Tuesday, September 06, 2005

Augustine Alters the Platonic Understanding of Ultimate Reality

"The status of the transcendent Ideas, so central to the Platonic tradition and widely recognized by the pagan intelligentsia, was now significantly altered. Augustine agreed with Plato that the Ideas constituted the stable and unchangeable forms of all things and provided a solid epistemological basis for human knowledge. But he pointed out that Plato lacked an adequate doctrine of creation to explain the participation of particulars in the Ideas. (Plato's creator, the Demiurge of the Timaeus, was not an omnipotent supreme being, since the chaotic world of becoming upon which he imposed the Ideas already existed, as did the Ideas themselves; nor was he omnipotent vis-a-vis ananke, the errant cause.) Augustine therefore argued that Plato's conception could be fulfilled by the Judaeo-Christian revelation of the supreme Creator, who freely wills the creation into existence ex nihilo, yet who does so in accordance with the seminal ordering patterns established by the primordial Ideas residing in the Divine Mind.

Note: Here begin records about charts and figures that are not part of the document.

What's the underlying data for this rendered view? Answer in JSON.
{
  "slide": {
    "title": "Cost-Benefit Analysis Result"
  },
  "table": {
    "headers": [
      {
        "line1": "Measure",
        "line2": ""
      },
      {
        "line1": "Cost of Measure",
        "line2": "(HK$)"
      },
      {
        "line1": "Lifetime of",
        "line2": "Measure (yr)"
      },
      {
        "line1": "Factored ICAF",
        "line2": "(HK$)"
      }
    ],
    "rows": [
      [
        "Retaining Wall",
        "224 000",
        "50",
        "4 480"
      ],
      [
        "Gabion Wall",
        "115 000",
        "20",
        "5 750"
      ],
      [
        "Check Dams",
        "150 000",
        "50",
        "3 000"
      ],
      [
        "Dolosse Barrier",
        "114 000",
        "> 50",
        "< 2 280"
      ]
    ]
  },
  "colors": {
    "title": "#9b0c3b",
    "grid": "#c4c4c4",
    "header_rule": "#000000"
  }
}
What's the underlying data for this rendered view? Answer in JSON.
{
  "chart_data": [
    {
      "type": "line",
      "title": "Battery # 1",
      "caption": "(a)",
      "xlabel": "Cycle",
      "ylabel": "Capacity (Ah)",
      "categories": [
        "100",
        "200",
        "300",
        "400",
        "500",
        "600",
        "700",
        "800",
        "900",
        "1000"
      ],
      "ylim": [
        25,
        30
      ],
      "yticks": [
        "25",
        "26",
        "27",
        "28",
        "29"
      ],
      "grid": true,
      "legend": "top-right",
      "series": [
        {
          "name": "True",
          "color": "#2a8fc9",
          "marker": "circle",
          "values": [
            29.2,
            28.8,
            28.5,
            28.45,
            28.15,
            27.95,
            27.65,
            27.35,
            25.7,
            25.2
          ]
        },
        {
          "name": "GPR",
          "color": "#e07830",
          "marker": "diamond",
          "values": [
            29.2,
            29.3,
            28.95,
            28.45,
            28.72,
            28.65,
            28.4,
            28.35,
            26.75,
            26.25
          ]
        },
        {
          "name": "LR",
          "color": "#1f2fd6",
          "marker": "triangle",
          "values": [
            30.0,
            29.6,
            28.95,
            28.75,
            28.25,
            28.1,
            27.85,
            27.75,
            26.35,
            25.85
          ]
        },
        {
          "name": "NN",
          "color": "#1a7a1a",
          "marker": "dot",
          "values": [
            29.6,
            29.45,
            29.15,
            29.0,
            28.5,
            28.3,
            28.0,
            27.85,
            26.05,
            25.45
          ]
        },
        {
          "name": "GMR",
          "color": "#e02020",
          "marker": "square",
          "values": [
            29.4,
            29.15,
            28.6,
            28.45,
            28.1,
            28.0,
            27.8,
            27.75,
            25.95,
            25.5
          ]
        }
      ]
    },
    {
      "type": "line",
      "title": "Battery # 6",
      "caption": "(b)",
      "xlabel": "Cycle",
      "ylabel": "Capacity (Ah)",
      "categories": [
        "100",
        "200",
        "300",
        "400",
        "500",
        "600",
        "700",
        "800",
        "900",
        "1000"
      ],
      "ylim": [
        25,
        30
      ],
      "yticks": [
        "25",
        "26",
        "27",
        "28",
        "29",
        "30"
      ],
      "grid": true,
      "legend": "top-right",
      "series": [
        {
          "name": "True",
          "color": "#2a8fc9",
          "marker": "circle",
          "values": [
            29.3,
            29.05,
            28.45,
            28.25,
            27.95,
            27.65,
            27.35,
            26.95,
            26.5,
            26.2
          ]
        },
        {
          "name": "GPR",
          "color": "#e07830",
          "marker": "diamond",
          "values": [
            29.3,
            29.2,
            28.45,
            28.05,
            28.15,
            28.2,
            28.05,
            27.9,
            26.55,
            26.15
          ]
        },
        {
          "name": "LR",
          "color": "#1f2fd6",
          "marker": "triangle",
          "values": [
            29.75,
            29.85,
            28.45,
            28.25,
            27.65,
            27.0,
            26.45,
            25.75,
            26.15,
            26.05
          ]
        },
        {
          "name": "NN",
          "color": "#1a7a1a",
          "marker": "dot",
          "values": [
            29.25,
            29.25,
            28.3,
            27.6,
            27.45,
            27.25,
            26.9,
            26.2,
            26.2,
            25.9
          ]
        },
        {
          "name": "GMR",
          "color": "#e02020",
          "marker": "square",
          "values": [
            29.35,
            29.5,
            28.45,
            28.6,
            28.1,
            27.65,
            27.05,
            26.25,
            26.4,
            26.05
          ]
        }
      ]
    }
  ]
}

Augustine identified the Ideas as the collective expression of God’s Word, the Logos, and viewed all archtypes as contained within and expressive of the being of Christ.”

- The Passion of the Western Mind, by Richard Tarnas. p106

Anyone who is interested in Augustine’s role in the history of Philosophy should read the section in the above book titled, The Conversion of the Pagan Mind. I find the author to be exceptionally thorough, clear and concise.